Sekali lagi kuteriakkan panggilan itu pada siapa pun. Yang jelas aku ingin segera bertemu manusia lain. Dalam keadaan frustasi, menyerah dengan keadaan serba penuh teka-teki ini. Aku mendadak lemas dan tersungkur di atas dedaunan kering. Terlentang memandang langit yang tanpa bintang itu.
Tiba-tiba saja tanah lapang itu bergetar. Daun-daun kering itu bergerak. Menimbulkan suara kresek, kresek, kresek. Gempa pikirku. Bukan, ini bukan gempa. Sepertinya gedung-gedung tinggi yang kulewati tadi tak bergerak. Aneh. Kalau ini gempa pasti gedung-gedung yang rapuh itu akan roboh. Getaran tanah lapang ini semakin kencang. Perlahan muncul ranting kayu dari tanah lapang itu.
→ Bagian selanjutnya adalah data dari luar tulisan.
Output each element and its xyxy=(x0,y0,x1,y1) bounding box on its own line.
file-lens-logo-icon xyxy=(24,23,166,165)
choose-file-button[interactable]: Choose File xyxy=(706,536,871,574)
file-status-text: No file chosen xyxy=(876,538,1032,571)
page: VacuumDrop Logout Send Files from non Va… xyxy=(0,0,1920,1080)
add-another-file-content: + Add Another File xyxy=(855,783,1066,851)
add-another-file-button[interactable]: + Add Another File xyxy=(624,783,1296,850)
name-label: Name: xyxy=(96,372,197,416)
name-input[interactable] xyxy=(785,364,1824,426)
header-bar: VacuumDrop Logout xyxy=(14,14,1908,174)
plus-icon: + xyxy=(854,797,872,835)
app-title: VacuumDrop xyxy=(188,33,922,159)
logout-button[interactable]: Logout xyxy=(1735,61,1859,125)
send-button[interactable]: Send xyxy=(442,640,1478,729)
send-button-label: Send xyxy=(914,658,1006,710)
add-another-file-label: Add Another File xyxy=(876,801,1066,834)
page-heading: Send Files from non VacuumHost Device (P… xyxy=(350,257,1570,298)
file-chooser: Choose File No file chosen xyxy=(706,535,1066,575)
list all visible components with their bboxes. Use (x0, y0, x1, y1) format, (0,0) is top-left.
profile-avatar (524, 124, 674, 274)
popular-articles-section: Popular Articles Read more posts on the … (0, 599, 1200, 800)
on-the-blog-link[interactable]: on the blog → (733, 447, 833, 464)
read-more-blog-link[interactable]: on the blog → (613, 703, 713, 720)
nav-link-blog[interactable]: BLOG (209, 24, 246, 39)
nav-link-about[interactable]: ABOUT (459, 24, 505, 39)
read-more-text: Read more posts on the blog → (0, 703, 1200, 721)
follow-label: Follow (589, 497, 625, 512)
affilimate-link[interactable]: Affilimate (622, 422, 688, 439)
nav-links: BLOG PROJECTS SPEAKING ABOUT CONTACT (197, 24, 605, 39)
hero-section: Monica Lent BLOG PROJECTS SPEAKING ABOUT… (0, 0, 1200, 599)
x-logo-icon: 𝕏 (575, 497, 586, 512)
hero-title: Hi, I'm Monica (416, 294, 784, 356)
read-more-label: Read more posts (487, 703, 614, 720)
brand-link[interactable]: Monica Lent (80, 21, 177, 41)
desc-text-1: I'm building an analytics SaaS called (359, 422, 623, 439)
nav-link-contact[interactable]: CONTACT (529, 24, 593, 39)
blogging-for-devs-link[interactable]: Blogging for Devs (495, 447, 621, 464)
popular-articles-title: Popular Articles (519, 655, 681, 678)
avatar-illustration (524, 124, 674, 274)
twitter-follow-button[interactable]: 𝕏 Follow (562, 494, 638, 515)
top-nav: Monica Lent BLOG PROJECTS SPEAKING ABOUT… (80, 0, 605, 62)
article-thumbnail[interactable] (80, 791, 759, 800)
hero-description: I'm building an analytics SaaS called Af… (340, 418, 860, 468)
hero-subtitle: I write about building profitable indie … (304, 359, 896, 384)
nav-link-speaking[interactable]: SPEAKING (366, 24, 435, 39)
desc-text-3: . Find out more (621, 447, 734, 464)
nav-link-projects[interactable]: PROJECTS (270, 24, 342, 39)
Warnanyanya gelap. Legam tampak seperti kuliat manusia yang terbakar. Aneh pohon ini muncul dengan mata yang merah. Seperti haus darah. Pohon-pohon menatapku penuh amarah. Mirip pasukan zombi dalam film-film. Aku takut, aku arus berlari. Sepertinya mereka menuntut dendam.
Sial kakiku tersangkut ranting. Ah, bukan tersangkut. Ini namanya tertangkap. Kukerahkan sekuat tenagaku untuk lepas darinya. Dan satu-satunya keinginanku adalah lari menyelamatkan diri.
“Kamu tahu kenapa aku diam saja mendengar ceritamu?” Kiri memberi pertanyaan yang kurasa aneh. Gelagatnya yang penuh humor pun kini redup. Seperti canggung mengungkapkan sesuatu.
“Aku tahu kamu tak bisa lari dari pohon-pohon itu”
“Haaa”
“Iya, kamu gagal lepas dari cengkeraman ranting-ranting yang penuh amarah itu.”
“Kamu bisa tahu?”
“Aku juga mengalami mimpi yang sama Drun.” Sambil memegang pundakku ia memberi isyarat meninggalkan sungai.
Kami berdua menyusuri kota dan berhenti di sebuah terminal bus. Suara bising kendaraan yang tak hanya bus itu memekikkan telinga kami. Kernet-kernet mencoba merayu para penumpangnya. Ibu-ibu sedang sibuk dengan banyak barang belanjaannya. Para perantau membawa koper yang penuh sesak entah apa isinya.
“Lihatlah Drun” Kiri mengarahkan telunjuknya ke sebuah hutan kota. “AKAN DIBANGUN SUPERMARKET DI SINI !!!”